The Canterbury Pioneer Women's Memorial is placed at the top of the Bridle Path next to the Summit Road. The foundation stone for the memorial was laid by Lilian Priscilla Wakefield, the granddaughter of Edward Gibbon Wakefield, on 16 December 1939. The shelter was designed by Heathcote Helmore. The memorial was unveiled on Saturday, 14 December 1940, with hundreds in attendance.

===Commemorative stone seats===
There are a total of seven commemorative stone seats placed along the Bridle Path; most of these were built for the Canterbury centenary celebrations in 1950.

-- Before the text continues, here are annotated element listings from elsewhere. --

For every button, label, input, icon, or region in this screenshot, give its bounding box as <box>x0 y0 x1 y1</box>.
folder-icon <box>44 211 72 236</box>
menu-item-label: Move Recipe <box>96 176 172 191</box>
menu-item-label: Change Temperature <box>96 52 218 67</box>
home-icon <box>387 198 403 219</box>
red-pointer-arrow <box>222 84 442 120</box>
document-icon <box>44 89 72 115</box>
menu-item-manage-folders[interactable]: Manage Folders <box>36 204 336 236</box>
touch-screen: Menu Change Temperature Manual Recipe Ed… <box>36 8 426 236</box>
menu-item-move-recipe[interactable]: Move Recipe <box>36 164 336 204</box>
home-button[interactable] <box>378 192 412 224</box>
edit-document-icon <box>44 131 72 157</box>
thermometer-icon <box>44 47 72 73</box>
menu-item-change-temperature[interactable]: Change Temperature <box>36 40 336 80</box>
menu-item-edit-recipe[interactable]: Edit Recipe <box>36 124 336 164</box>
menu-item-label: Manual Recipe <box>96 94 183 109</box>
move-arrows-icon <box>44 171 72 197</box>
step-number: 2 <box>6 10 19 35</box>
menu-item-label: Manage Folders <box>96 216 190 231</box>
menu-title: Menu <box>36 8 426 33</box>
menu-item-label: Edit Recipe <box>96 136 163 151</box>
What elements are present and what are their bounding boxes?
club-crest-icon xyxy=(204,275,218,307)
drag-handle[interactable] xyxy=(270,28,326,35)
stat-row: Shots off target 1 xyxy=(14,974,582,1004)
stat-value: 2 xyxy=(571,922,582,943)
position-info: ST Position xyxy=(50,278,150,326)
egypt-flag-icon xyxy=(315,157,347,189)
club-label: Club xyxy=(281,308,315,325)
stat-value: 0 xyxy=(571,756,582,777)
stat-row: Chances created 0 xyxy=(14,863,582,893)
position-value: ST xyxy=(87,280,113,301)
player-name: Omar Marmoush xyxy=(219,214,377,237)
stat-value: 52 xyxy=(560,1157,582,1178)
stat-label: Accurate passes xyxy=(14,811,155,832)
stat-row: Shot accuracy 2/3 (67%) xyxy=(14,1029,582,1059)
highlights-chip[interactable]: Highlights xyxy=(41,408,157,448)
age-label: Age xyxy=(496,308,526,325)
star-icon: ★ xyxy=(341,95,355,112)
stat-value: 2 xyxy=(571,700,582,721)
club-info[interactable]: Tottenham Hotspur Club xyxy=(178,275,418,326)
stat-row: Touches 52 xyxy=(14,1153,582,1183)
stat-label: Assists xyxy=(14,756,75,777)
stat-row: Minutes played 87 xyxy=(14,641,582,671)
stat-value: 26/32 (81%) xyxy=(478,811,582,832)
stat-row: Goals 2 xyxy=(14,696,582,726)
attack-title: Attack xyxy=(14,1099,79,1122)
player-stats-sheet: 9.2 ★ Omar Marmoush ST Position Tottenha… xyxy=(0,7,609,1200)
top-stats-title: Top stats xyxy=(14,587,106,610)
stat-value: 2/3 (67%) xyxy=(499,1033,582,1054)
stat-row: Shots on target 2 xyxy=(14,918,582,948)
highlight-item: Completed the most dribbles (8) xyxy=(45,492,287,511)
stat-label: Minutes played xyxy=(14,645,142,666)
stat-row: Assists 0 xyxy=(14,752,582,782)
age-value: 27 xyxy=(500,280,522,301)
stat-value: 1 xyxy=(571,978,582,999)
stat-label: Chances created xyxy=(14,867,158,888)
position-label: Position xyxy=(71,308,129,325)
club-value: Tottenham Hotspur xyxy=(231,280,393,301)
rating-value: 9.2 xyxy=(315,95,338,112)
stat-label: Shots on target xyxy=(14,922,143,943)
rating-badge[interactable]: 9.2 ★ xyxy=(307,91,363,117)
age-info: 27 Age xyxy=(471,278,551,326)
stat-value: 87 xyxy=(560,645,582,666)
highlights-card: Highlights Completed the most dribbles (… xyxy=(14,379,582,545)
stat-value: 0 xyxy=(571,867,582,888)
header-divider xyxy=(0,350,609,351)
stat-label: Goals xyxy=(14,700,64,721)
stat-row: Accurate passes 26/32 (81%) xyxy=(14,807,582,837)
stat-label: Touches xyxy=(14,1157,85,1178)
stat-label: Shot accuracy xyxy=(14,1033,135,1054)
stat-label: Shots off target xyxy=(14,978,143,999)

===Wayside Memorial Cross===
A Wayside Memorial Cross was erected in 1856, at the request of Charlotte Godley, to mark the site of a small spring where she rested and drank the water. The first cross was made of white stone cross and erected near a water-tank on the path, but by July 1857 it had fallen over and was in pieces. The cross, having been vandalised numerous times, was replaced in 1864 and again in 1898. It was eventually destroyed in the 2011 earthquakes.

==Re-enactments==
In December 1950, to mark the Canterbury centennial there was a re-enactment of the arrival of the First Four Ships where some of the descendants of the Canterbury Pilgrims dressed in period costume and walked over the Bridle Path.